Dave Muoio of Fierce Healthcare reported on the panel discussion.
“While one might be hard-pressed to find experts at HIMSS21 or any other health tech industry event that would argue the contrary, some stakeholders are calling for a more tactical approach to deployment,” he writes. “They say the deluge of near-equivalent digital tools has reached the point where it is often harming the patient—or health consumer—experience.”
The four-person panel, comprised of some of health tech’s up-and-coming voices, included Dennis Weaver, MD, chief clinical officer at Oscar Health, Buddy Njere, MST, MBA, from AstraZeneca, Rachel Parlier of Route 66 Ventures, and Jayneel Patel, PhD., VP, Healthcare Center of Excellence at Simplus.

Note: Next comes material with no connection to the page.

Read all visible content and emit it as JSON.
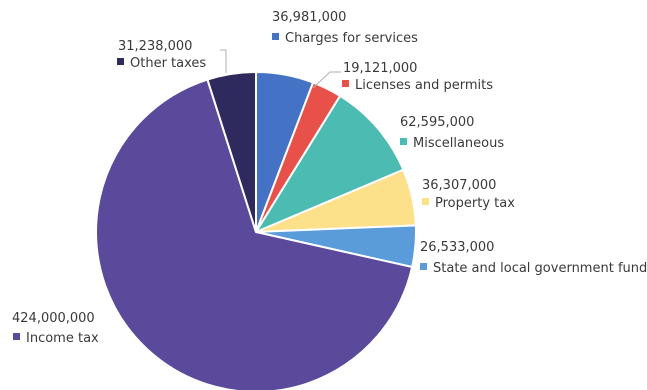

“Completely agree on the state of the union when it comes to the healthcare ecosystem,” said Jayneel. “What’s missing right now is a way to bring all of that together … where you literally put the patient in the center and bring everything else together to make the overall experience more cohesive.
The panel addressed the challenges provider organizations face in coordinating consumer-driven digital experiences. Dennis added that the HLS ecosystem would need a “river guide” to collect and coordinate digital and in-person services.
“Who can deliver a comprehensive experience, the complete experience that can create value [with] the best clinical outcomes at a total cost-of-care price that’s going to be effective?” he said. “The future of this is that the business models are going to go that way. If you can develop that comprehensive business model, then I think there’s a number of buyers that exist: employers are going to be interested in that [and] insurers are going to be interested in that.”
Jayneel was optimistic about this discussion and looks forward to future narratives on aligning digital transformation in healthcare. He later posted on LinkedIn, “It was a great discussion at #himss21. We are united in our thoughts to make the Care Management patient-centric and to explore approaches that further unite the fragmented applications and use cases into one cohesive experience #simplus #salesforce. HIMSS21 may be over but our work is only beginning. Awareness is the first step, (#patientadvocate) and I am proud to say that we accomplished that at HIMSS21!